Question

A body is projected at an angle of $45^{\circ}$ from a point on the ground at a distance of $30 \,m$ from the foot of a vertical pole of height $20\, m$. The body just crosses the top of the pole and strikes the ground at a distance $s$ from the foot of the pole on the other side of the pole.
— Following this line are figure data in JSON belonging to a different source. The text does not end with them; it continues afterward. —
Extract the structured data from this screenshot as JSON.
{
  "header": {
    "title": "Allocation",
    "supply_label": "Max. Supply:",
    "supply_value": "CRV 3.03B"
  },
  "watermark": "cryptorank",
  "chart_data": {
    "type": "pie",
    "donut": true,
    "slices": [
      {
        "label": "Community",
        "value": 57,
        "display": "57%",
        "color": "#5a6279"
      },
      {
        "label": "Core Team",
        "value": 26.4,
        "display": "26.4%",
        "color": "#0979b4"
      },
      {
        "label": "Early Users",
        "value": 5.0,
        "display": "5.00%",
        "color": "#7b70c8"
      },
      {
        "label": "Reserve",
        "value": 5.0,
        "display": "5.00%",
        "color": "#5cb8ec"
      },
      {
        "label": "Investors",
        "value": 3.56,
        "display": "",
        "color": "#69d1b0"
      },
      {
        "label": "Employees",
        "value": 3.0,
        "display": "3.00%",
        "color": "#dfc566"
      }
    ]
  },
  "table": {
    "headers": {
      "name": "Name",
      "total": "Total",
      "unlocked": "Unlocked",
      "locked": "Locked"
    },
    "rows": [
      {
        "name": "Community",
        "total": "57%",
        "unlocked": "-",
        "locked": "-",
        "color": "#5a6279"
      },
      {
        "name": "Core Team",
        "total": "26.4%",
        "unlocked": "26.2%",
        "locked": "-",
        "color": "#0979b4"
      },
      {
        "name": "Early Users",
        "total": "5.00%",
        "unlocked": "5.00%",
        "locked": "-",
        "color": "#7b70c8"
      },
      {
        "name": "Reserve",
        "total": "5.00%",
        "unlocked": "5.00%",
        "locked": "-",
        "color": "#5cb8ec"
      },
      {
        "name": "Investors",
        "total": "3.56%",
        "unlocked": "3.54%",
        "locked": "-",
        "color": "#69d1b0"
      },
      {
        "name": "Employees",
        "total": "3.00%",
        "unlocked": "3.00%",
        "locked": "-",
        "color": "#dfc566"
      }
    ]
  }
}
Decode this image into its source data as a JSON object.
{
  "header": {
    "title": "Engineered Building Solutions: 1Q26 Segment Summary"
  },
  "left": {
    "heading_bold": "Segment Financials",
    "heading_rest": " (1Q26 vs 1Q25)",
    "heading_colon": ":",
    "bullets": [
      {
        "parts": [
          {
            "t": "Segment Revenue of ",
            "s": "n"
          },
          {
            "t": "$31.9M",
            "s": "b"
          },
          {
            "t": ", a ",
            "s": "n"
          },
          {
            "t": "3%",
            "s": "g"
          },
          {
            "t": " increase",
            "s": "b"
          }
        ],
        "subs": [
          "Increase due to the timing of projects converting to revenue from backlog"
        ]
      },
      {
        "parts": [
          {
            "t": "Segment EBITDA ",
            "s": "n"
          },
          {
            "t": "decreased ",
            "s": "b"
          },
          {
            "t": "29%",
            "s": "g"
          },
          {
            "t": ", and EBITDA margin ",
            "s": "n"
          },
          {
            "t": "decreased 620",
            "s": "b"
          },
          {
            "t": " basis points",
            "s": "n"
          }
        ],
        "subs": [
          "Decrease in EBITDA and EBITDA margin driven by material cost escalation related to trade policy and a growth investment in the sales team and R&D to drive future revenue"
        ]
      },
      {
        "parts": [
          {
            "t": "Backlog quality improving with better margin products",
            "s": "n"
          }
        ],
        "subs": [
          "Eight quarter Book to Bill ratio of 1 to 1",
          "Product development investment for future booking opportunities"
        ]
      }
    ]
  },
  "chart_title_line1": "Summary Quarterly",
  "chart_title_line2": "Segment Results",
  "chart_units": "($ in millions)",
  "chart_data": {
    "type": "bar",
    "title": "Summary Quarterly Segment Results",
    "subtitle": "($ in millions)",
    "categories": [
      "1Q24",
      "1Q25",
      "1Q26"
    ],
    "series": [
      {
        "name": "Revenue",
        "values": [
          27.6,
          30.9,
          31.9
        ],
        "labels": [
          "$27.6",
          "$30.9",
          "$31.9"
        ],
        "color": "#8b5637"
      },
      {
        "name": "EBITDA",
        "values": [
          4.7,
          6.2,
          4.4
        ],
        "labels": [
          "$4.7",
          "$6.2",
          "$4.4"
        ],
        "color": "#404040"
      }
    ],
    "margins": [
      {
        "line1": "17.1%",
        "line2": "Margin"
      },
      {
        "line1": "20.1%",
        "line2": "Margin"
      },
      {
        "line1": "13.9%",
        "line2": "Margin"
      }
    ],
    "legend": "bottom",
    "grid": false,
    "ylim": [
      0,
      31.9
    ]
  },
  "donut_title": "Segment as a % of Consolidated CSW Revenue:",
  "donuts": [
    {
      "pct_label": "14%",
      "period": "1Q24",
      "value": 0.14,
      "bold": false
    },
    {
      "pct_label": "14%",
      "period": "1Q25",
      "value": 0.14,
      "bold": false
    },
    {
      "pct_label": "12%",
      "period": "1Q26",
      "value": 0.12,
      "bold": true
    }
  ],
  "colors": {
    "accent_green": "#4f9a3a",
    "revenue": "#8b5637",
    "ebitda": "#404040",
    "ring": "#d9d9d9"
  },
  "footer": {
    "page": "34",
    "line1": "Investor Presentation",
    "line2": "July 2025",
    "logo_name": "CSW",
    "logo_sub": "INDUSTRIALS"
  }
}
Then, $s$

• A. 20 m
• B. 30 m
• C. 50 m
• D. 60 m

Answer 1

Answer: (D)

According to the question, projection of a body shown in the figure below,

Now, from the above figure, let $t$ be the time of crossing of pole,
then, $ 30=t \,u \cos\, 45^{\circ}\,\,\,\,\,\dots(i)$
and $ 20=u \sin 45^{\circ} t-\frac{10}{2} t^{2}\,\,\,\,\,\dots(ii)$
Hence, $30 \sqrt{2}=u t$ and
$\Rightarrow \, 20=\frac{u}{\sqrt{2}} t-5 t^{2}$
$\Rightarrow \, t=\sqrt{2} s$ and $u=30\, m / s$
Hence, $R=\frac{u^{2} \sin 2 \theta}{g}=\frac{30 \times 30 \times \sin 90^{\circ}}{10}=90\, m$
$\therefore $ Distance between pole and the point at which body strike on the ground,
$\Rightarrow \, s=(90-30)=60\, m$